Think about working as a teacher or as an investment banker. You’re the same person but you work infinitely more at one job because the standard is higher. The bar for what is considered a “good job” is at a completely different place. Now consider you work as a teacher but you have huge ambitions. Do you think it will be easier or harder to work 100 hours a week at a high school or at an investment bank? Standards are powerful motivators.
Setting Your Own Standards High
Lucky for us, there is a flipside. We can set our own standards. Consider all the cheesy inspirational stories of people making it out of their small hometown where they weren’t supported and they became the mayor of planet earth. It’s not the norm, but it happens often enough that we’ve all heard one or two stories.
The two common themes in these situations are:
Passion for the work they do
A master role model
If you can’t surround yourself with people of high standards, the next best thing is to have intense passion for your work or to have a mentor. And today, having a mentor is easy. Find someone on the internet who shares publicly once in a while and treat them as your friend.

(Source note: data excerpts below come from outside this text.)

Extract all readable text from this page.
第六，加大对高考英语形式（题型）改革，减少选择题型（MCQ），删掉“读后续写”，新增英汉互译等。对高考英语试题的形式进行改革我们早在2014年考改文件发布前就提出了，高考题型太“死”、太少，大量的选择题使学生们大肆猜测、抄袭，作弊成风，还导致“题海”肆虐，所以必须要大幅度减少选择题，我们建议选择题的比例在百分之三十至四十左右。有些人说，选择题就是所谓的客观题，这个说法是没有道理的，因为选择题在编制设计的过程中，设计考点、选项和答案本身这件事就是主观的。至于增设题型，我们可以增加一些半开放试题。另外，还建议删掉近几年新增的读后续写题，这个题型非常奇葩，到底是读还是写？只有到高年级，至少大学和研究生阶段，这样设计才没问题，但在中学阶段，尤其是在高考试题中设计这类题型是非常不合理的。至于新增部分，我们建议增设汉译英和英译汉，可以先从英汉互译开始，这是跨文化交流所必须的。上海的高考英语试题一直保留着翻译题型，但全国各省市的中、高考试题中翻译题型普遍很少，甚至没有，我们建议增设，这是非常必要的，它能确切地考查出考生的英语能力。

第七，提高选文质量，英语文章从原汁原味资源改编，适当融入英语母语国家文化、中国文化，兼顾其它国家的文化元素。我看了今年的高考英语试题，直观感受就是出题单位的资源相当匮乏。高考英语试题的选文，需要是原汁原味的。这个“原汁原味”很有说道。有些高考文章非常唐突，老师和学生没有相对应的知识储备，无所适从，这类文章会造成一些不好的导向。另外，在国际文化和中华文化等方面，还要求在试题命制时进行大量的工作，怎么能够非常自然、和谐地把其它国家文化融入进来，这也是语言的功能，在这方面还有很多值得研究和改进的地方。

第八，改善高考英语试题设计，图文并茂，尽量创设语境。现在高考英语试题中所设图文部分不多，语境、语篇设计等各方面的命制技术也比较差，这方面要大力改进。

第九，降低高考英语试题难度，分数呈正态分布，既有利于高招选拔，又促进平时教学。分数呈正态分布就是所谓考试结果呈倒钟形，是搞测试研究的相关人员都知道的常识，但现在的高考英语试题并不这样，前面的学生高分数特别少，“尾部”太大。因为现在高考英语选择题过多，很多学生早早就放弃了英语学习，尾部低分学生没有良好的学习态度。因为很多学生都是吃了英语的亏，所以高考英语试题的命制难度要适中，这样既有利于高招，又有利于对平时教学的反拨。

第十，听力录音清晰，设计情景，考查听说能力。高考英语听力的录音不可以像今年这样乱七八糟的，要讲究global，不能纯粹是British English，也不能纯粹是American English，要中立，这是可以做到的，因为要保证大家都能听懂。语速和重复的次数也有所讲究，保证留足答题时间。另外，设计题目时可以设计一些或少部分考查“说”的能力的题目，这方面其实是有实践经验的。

Ask yourself if they would be proud of you. Ask yourself if they were watching you, what would they think? I use that a lot. I have a “personal board of advisors” of authors, professors, athletes and other professionals I look up to who I use to set the standard high. It works for me.
TLDR:
You become like the people around you. Choose them wisely
The standard makes the champion, not the other way around
Use masters in the field as mentors to increase your standard
Brains Gains
Who do you spent too much time with? Who’s rubbing off on you?
Go have a good day. A day of doing good. And being good.